Hello November! Yesterday we celebrated All Saints’ Day while today it’s All Souls’ Day. Despite the fact 1st of November is a happy day, meant to commemorate those who are in Heaven, in Polish culture it’s still considered more sad and pensive. It’s on that day when we all visit graves of our passed relatives, light torches for them and pray. Such thoughtful atmosphere of these days encouraged me to wear more resinous, incense-themed fragrances as my own way to pay respects.
My first choice is Labdanum 18 from Le Labo. It starts bold and powerful yet at the same time it’s full of grace. The opening is richly resinous and dense. Cistus labdanum blends with castoreum and a little bit of civet. Such combination creates a whirl of incense smokiness that also has something animalic to it. But on my skin I don’t consider the animalic part as dirty. It’s more sensual, carnal. There’s also a lot of vanilla that beautifully sweetens the composition and make it very smooth and mellow. Labdanum and vanilla are both present in perfect proportions and they enhance each other. It’s the feeling of gently sweet, resinous smokiness that gives me a dreamy mood when I wear Labdanum 18. Cinnamon with its warm & spicy tingle makes the perfume more interesting and also gives it a delightful spark that feels slightly caramelized. Gurjun balsam introduces another faced to overall balmy vibe of this Le Labo fragrance, but this one has a slight green tinge. Tonka bean which appears after some time makes the perfume more creamy, also introducing something roasty. Patchouli wasn’t very much pronounced on my skin, but the perfume had depth and longevity, so it was also a fixative. Additional notes include hawthorn and birch tar. Le Labo Labdanum 18 starts like a bomb but in the end it becomes a furry cat, purring loud with content. It’s a cuddlefluff.
As a second perfume for this double review I decided to go with Maasai Mara, one of the most recent releases from Berdoues. This perfume opens much lighter compared to the previous one but it’s not even a bit less interesting. At first there is a Spanish labdanum note that gives a transparent, fog-like smokiness that wears very nicely on the skin. It’s a bit balmy and resinous but it doesn’t feel heavy nor overwhelming. Shortly it’s followed by a juicy plum note that has a bit of smokiness to it. You could say that it’s a fruit at the beginning of a smoking process. Some other dried fruit join later on but plum remains the most significant one. Maasai Mara also features quite a generous dose of cinnamon – it makes the perfume feel kind of powdery, kind of dusty, with that tingly spiciness that tickles inside your nose. Chamomile and buchu appear after a while. They introduce a herbal-like, aromatic facet. It combines very nicely with a labdanum aroma. It’s also worth noticing that this herbal-aromatic effect is strong enough to notice it, but not stronger than the resinous part. It always remains peripheral. Benzoin introduces this slightly gooey, sweet & balsamic feeling that smells to my nose like a melting toffee that’s burning a bit. Vanilla adds a nice flavor to this scent, making it a close relative to Labdanum 18. There is also hints of rose in Maasai Mara – they add a lovely rouge hue here and there. Such floral touch really suits here. Patchouli makes it overally feel more earthy and dirty. There’s something playful about this scent. And it’s a cuddlefluff too!
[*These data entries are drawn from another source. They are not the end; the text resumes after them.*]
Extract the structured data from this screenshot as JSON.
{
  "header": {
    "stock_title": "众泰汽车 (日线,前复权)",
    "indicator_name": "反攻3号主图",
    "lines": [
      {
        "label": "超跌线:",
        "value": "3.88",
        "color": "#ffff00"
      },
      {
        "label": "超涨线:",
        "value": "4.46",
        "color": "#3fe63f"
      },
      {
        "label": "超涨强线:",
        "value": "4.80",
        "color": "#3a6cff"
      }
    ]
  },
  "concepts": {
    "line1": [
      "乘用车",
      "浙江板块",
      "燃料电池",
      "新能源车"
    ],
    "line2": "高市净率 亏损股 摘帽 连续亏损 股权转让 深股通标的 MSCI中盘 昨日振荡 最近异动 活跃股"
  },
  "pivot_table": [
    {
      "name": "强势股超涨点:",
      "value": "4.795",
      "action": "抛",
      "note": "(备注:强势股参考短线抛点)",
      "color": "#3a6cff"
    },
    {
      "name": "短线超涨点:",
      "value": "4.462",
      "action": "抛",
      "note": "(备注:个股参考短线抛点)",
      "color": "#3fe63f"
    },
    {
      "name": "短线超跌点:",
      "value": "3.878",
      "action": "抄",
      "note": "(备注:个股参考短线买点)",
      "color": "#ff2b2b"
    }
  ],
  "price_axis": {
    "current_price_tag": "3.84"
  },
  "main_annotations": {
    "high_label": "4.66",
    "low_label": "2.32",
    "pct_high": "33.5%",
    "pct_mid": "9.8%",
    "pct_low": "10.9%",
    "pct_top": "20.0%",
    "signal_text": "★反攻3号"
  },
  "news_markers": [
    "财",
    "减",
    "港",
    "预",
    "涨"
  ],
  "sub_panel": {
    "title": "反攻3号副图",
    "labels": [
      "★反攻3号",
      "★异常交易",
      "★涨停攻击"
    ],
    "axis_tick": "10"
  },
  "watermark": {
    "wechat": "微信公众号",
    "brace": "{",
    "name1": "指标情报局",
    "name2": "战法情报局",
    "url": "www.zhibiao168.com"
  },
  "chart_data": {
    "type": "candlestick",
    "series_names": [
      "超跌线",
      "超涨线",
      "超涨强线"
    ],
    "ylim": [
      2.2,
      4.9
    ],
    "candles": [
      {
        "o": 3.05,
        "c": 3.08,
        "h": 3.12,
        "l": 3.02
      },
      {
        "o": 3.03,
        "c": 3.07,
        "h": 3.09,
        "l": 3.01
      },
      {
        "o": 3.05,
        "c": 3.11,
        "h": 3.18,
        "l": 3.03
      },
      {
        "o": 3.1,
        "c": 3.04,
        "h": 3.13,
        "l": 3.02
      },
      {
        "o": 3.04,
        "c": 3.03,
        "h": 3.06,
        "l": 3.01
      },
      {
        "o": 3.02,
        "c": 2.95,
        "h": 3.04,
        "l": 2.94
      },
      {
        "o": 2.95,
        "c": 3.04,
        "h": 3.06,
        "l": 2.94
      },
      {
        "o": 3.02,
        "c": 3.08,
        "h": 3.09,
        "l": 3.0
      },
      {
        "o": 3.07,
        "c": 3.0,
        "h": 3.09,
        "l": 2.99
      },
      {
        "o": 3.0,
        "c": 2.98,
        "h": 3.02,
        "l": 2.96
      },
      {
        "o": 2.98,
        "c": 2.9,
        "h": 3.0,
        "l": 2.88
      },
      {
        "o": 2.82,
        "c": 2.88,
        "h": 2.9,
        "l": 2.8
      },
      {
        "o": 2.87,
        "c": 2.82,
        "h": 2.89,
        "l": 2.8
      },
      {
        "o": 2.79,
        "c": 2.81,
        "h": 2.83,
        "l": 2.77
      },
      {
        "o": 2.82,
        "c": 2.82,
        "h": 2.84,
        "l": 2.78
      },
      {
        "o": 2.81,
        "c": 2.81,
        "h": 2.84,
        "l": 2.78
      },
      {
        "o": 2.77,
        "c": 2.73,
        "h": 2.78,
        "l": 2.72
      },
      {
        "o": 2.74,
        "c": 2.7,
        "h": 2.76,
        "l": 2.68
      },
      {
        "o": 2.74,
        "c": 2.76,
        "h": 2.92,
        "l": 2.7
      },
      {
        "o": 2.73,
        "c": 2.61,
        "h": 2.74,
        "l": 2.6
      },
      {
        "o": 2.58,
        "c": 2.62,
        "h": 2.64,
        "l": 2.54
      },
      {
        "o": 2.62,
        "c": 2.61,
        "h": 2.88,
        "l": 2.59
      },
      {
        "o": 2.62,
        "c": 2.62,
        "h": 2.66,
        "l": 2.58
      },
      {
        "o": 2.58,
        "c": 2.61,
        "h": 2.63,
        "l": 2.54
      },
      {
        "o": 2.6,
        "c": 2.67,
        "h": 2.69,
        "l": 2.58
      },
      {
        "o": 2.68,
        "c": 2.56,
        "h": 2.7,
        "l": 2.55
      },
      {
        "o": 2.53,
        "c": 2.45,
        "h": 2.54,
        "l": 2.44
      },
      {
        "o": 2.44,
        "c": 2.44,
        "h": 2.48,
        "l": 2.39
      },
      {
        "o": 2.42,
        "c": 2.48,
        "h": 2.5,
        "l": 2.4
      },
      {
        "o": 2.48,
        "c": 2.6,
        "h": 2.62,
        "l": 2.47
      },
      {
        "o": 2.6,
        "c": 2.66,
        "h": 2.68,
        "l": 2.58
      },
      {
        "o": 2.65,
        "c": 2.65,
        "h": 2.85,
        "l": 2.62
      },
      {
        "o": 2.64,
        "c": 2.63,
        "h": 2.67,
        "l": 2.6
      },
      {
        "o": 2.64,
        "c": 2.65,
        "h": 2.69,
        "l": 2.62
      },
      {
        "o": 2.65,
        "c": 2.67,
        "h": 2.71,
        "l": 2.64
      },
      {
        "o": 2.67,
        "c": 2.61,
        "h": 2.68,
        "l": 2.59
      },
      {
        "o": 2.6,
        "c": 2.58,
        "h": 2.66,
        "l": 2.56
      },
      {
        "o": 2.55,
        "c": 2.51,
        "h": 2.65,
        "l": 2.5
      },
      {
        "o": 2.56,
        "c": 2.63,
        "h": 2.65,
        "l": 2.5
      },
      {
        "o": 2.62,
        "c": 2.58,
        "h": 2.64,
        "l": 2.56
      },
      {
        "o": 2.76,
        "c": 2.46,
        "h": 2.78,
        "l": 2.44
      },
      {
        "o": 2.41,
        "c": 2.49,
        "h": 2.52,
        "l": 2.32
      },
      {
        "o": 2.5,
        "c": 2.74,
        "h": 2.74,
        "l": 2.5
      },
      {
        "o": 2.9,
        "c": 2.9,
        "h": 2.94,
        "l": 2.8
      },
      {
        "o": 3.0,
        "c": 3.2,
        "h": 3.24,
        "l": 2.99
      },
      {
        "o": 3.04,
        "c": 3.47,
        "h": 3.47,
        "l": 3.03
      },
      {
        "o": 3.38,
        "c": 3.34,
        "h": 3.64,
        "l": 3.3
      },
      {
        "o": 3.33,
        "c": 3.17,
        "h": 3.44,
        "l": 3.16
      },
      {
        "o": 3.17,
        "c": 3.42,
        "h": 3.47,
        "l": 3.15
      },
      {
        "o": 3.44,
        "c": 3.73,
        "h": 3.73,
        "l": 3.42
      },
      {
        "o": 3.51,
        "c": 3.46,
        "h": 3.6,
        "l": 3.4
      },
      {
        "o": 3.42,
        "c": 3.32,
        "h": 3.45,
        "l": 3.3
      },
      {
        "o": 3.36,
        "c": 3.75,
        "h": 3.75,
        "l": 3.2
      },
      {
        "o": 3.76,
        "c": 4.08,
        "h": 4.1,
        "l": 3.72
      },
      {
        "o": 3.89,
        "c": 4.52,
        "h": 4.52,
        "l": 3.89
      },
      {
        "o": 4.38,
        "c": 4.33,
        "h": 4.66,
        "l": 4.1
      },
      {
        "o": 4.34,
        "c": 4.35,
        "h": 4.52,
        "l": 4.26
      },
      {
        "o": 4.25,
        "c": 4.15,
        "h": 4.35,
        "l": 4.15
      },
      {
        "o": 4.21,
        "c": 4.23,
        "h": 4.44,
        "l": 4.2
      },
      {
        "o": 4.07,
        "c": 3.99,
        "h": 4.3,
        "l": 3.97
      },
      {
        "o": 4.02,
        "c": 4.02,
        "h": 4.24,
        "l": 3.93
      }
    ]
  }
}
Both Labdanum 18 and Maasai Mara are beautiful cistus-centered fragrances. They share many similarities, like being balsamic, mild and a tad sweet too. The biggest differences is that they are placed at completely opposite price levels, Le Labo one being much, much more spendy than Berdoues, which is very affordable. These two perfumes are very round and sensual and they’ll make a great choice for the time of autumn and winter. I’m happy I have decants of both of them. I’m sure I will be using them more often soon. Do you like labdanum? Did any of these 2 appeal to you?